Quelques minutes plus tard, le solo se transforma en duo avec les premières notes graves et sourdes du Tombak (sorte de djembe). L’improvisation des maîtres pouvait alors commencer.

La première partie fit clairement honneur à la douce mélodie orientale du Kamancheh, reléguant dans un premier temps  le Tombak à un rôle d’accompagnateur. C’est assis sur ses genoux que Kayhan Kalhor nous fit alors découvrir la beauté de ses notes venues d’ailleurs. Ne formant plus qu’un avec son instrument, le musicien nous offrit un moment de pure méditation. De son côté, Madjid Khaladj suivait paisiblement son camarade au rythme des battements sourds et solennels du tambour. Ensemble, ils nous invitèrent à écouter un récit, celui d’un Iran nostalgique, puisant ses origines à travers les vibrations déchirantes du violon et des résonances dramatiques du Tombak.

La deuxième partie s’annonca très différente.
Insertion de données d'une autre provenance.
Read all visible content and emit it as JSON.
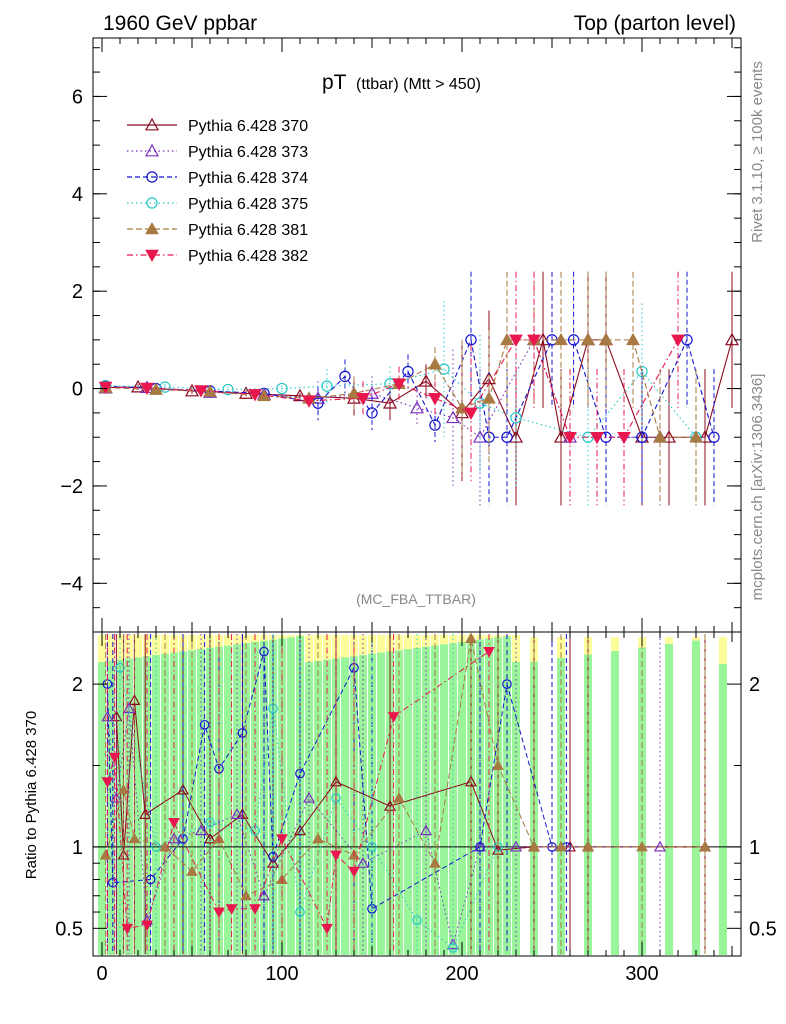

Différente d’abord, puisque la lascivité et la langueur orientales du début laissèrent place à un rythme énergique et tempétueux. Mais différente surtout, par la révélation d’un percussionniste hors du commun. Madjid Khaladj, délaissa son rôle de personnage secondaire pour jouer au côté de son alter ego, le rôle de tous les autres personnages. Si le savoir-faire de Kayan Kalhor continuait de nous hypnotiser , Madjid Khaladj nous réveilla soudainement de notre contemplation passive. Dans un rythme devenu frénétique, les battements des percussions se mirent à résonner dans une salle au public médusé d’admiration. Ce fut alors la découverte d’un répertoire aux mille et une sonorités.  Les doigts du virtuose se mirent à courir avec force et rapidité , faisant retentir les notes au dessus de nos têtes. Au roulement délirant du tambour répondait la vibration exaltée des cordes, passant indifféremment du grave à l’aigu. Alternant sans difficulté les rythmes aussi bien lascifs qu’endiablés, les deux hommes plongèrent l’audience dans l’Iran d’antan, celui des nomades et des traditions perdues.
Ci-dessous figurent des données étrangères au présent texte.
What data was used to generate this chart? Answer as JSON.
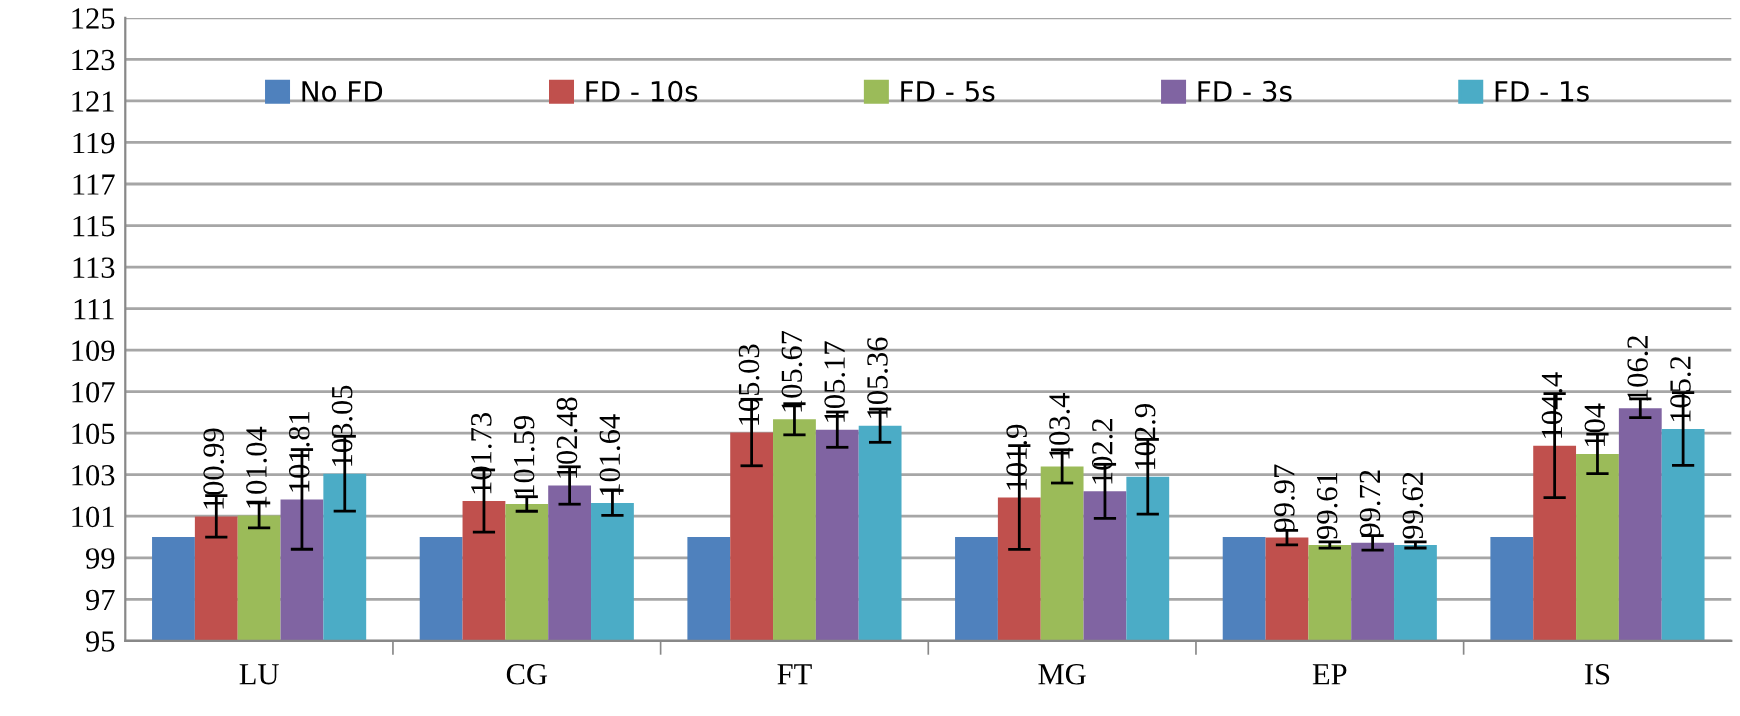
{
  "chart_data": {
    "type": "bar",
    "categories": [
      "LU",
      "CG",
      "FT",
      "MG",
      "EP",
      "IS"
    ],
    "series": [
      {
        "name": "No FD",
        "color": "#4f81bd",
        "values": [
          100,
          100,
          100,
          100,
          100,
          100
        ]
      },
      {
        "name": "FD - 10s",
        "color": "#c0504d",
        "values": [
          100.99,
          101.73,
          105.03,
          101.9,
          99.97,
          104.4
        ],
        "errors": [
          1.0,
          1.5,
          1.6,
          2.5,
          0.35,
          2.5
        ],
        "value_labels": [
          "100.99",
          "101.73",
          "105.03",
          "101.9",
          "99.97",
          "104.4"
        ]
      },
      {
        "name": "FD - 5s",
        "color": "#9bbb59",
        "values": [
          101.04,
          101.59,
          105.67,
          103.4,
          99.61,
          104
        ],
        "errors": [
          0.6,
          0.35,
          0.75,
          0.8,
          0.15,
          0.95
        ],
        "value_labels": [
          "101.04",
          "101.59",
          "105.67",
          "103.4",
          "99.61",
          "104"
        ]
      },
      {
        "name": "FD - 3s",
        "color": "#8064a2",
        "values": [
          101.81,
          102.48,
          105.17,
          102.2,
          99.72,
          106.2
        ],
        "errors": [
          2.4,
          0.9,
          0.85,
          1.3,
          0.35,
          0.45
        ],
        "value_labels": [
          "101.81",
          "102.48",
          "105.17",
          "102.2",
          "99.72",
          "106.2"
        ]
      },
      {
        "name": "FD - 1s",
        "color": "#4bacc6",
        "values": [
          103.05,
          101.64,
          105.36,
          102.9,
          99.62,
          105.2
        ],
        "errors": [
          1.8,
          0.6,
          0.8,
          1.8,
          0.15,
          1.75
        ],
        "value_labels": [
          "103.05",
          "101.64",
          "105.36",
          "102.9",
          "99.62",
          "105.2"
        ]
      }
    ],
    "ylim": [
      95,
      125
    ],
    "yticks": [
      95,
      97,
      99,
      101,
      103,
      105,
      107,
      109,
      111,
      113,
      115,
      117,
      119,
      121,
      123,
      125
    ],
    "grid": "y",
    "legend": "top"
  }
}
Et puis, comme si notre envoûtement n’avait pas déjà été à son comble et comme si l’on croyait avoir fait le tour des notes, Madjid Khaladj  mit de côté le Tombak pour nous initier aux sons surprenants du Daf (tambour mystique sur cadre).

 Minute après minute, l’enchanteur nous fit voyager aux rythmes et aux sons définitivement mystiques du Daf, rappelant étrangement le bruit du vent balayant le sable du désert. Tour a tour, il enroula et glissa ses notes dans les cordes perçantes du Kamancheh pour nous transporter dans un Iran au folklore révolu.
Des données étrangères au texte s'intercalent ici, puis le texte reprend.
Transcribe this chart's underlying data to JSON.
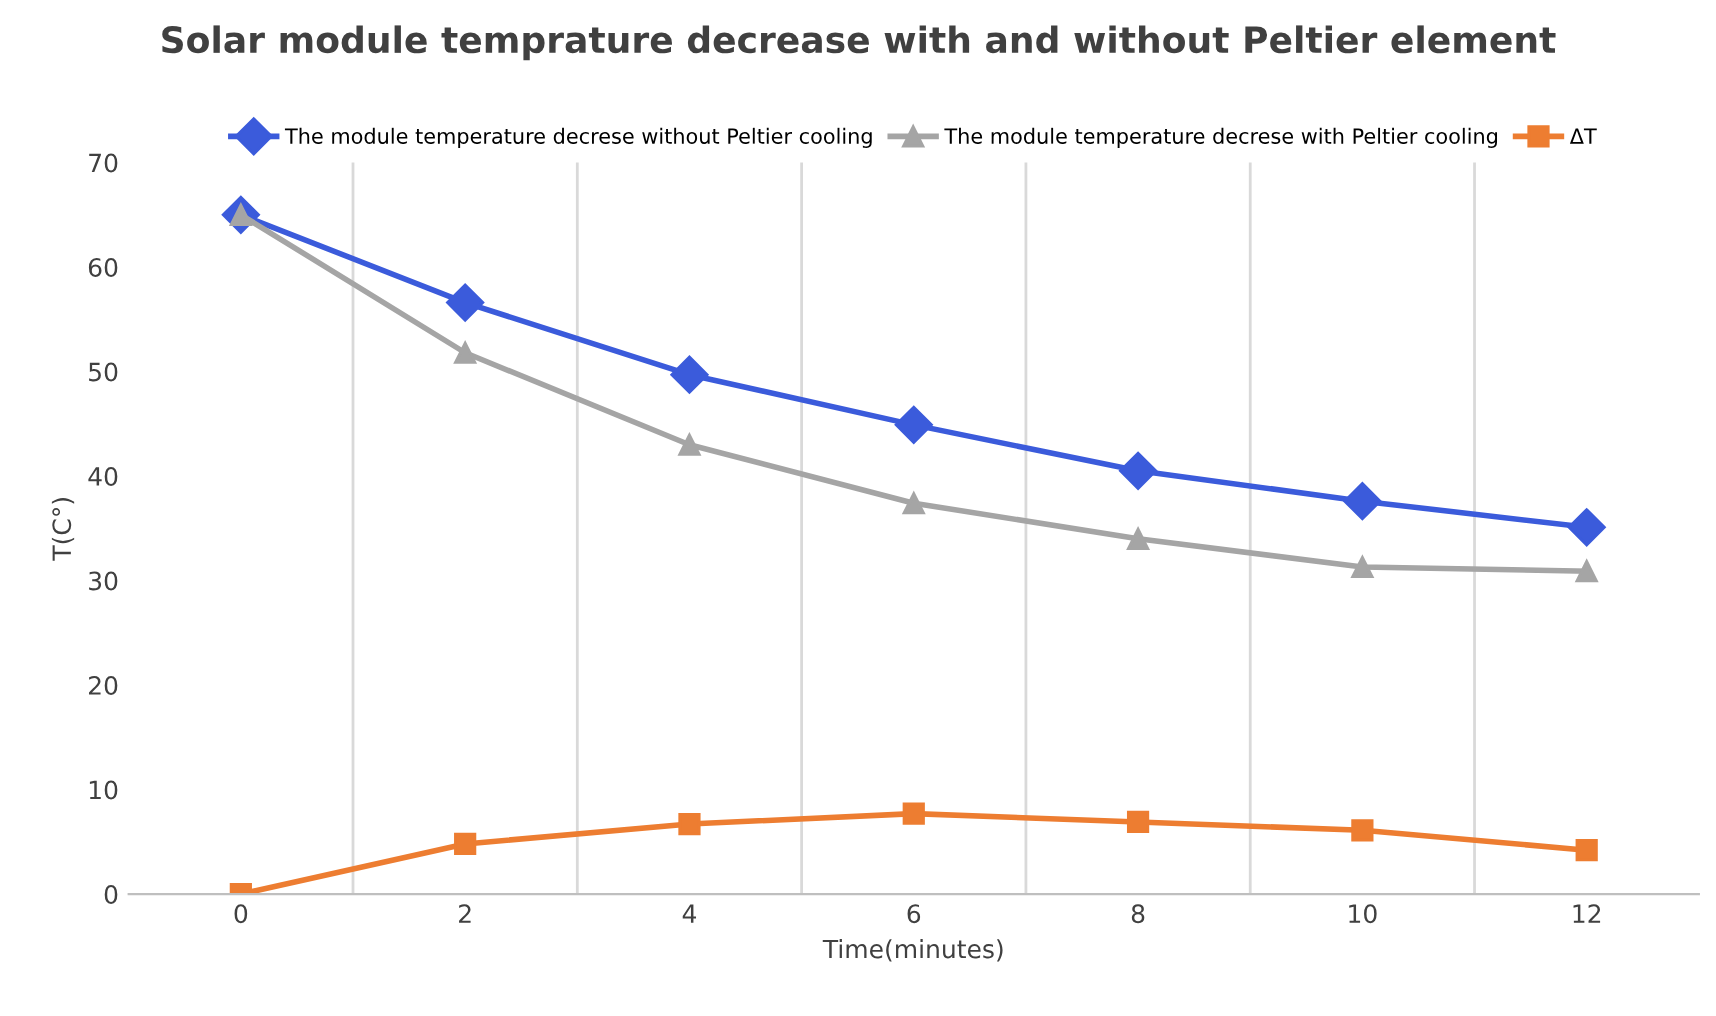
{
  "chart_data": {
    "type": "line",
    "title": "Solar module temprature decrease with and without Peltier element",
    "xlabel": "Time(minutes)",
    "ylabel": "T(C°)",
    "categories": [
      "0",
      "2",
      "4",
      "6",
      "8",
      "10",
      "12"
    ],
    "series": [
      {
        "name": "The module temperature decrese without Peltier cooling",
        "color": "#3b5bdb",
        "marker": "diamond",
        "values": [
          65,
          56.6,
          49.7,
          44.9,
          40.5,
          37.6,
          35.1
        ]
      },
      {
        "name": "The module temperature decrese with Peltier cooling",
        "color": "#a5a5a5",
        "marker": "triangle",
        "values": [
          65,
          51.8,
          43,
          37.4,
          34,
          31.3,
          30.9
        ]
      },
      {
        "name": "ΔT",
        "color": "#ed7d31",
        "marker": "square",
        "values": [
          0,
          4.8,
          6.7,
          7.7,
          6.9,
          6.1,
          4.2
        ]
      }
    ],
    "ylim": [
      0,
      70
    ],
    "yticks": [
      0,
      10,
      20,
      30,
      40,
      50,
      60,
      70
    ],
    "grid": "x",
    "legend": "top",
    "line_style": "solid"
  }
}
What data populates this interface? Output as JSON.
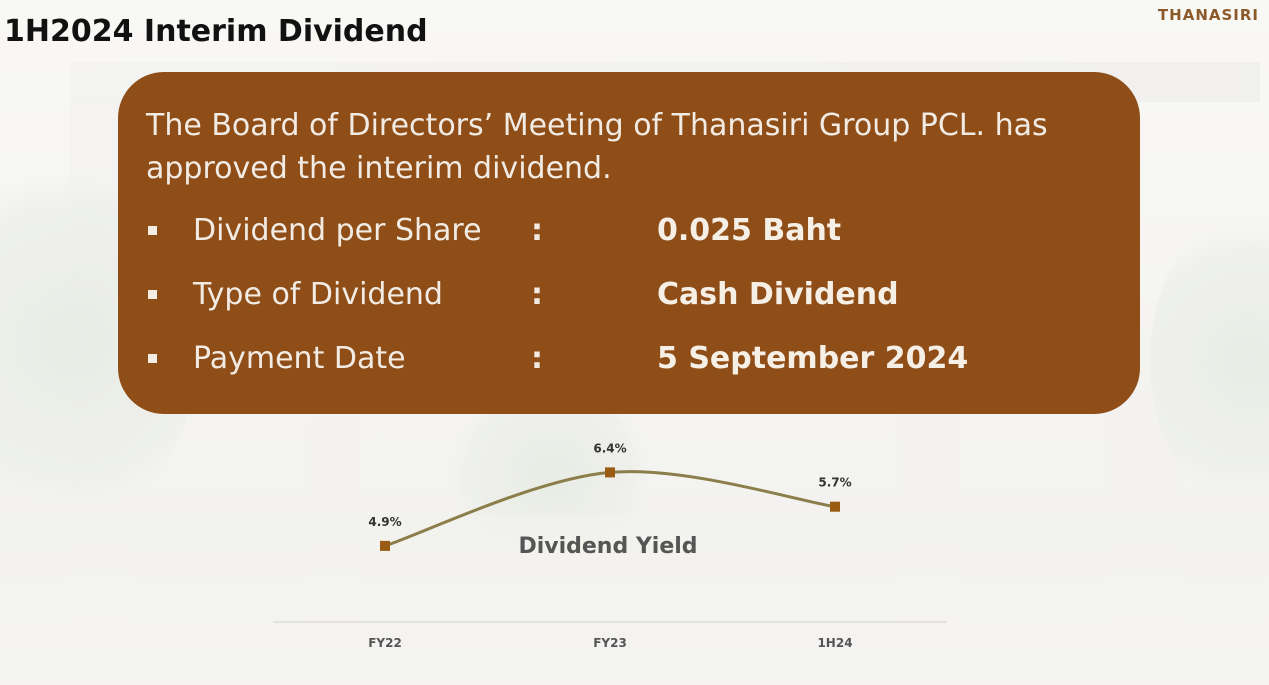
{
  "header": {
    "title": "1H2024 Interim Dividend",
    "logo_text": "THANASIRI"
  },
  "card": {
    "intro": "The Board of Directors’ Meeting of Thanasiri Group PCL. has approved the interim dividend.",
    "rows": [
      {
        "label": "Dividend per Share",
        "colon": ":",
        "value": "0.025 Baht"
      },
      {
        "label": "Type of Dividend",
        "colon": ":",
        "value": "Cash Dividend"
      },
      {
        "label": "Payment Date",
        "colon": ":",
        "value": "5 September 2024"
      }
    ]
  },
  "colors": {
    "card": "#8f4d17",
    "line": "#8b7e4a",
    "marker": "#9a5b12",
    "logo": "#8c5a2a"
  },
  "chart_data": {
    "type": "line",
    "title": "Dividend Yield",
    "categories": [
      "FY22",
      "FY23",
      "1H24"
    ],
    "values": [
      4.9,
      6.4,
      5.7
    ],
    "data_labels": [
      "4.9%",
      "6.4%",
      "5.7%"
    ],
    "xlabel": "",
    "ylabel": "",
    "ylim": [
      0,
      8
    ],
    "grid": false,
    "legend": "none"
  }
}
 Et puis, la frénésie des rythmes s’estompa pour laisser place au calme poétique des débuts. Le son étouffé du Daf s’évapora dans l’air pour permettre à la plainte mélancolique du Kamancheh de reprendre le dessus. Si Madjid Kaladj semblait dans un premier temps écouter paisiblement son complice, il nous surprit une fois de plus, en portant à ses doigts un nouvel instrument: des Zang-é Saringoshti (cymbalettes à doigts).

 

Le tintement si délicat des cymbalettes associé à la douce mélodie des cordes orientales replongea le public dans la sérénité des débuts mais à la seule différence qu’elle annoncait la fin imminente du récit. Et puis, l’état de grâce fut atteint, lorsque sortie de nulle part, la voix de Kayhan Kalhor se mit à accompagner les instruments. La voix empreinte de gravité nous transporta dans un univers teinté d’une nostalgie si caractéristique de la musique iranienne. Le concert s’acheva sous les ovations d’un public debout et conquis.

Tout au long du concert, les deux musiciens ou plutôt les deux magiciens, ne cessèrent de nous surprendre. Dialoguant  l’un avec l’autre dans un respect absolu et avec une maîtrise à couper le souffle, Kayhan Kalhor et Madjid Kaladj nous proposèrent une gamme inimaginable de sons étrangers à nos oreilles occidentales.

L’espace Senghor offrit ainsi aux bruxellois un évènement inédit en programmant les Maîtres incontestés de la musique traditionnelle persane, dont le talent et le savoir-faire nous ont envôutés le temps d’une soirée, tout simplement magique.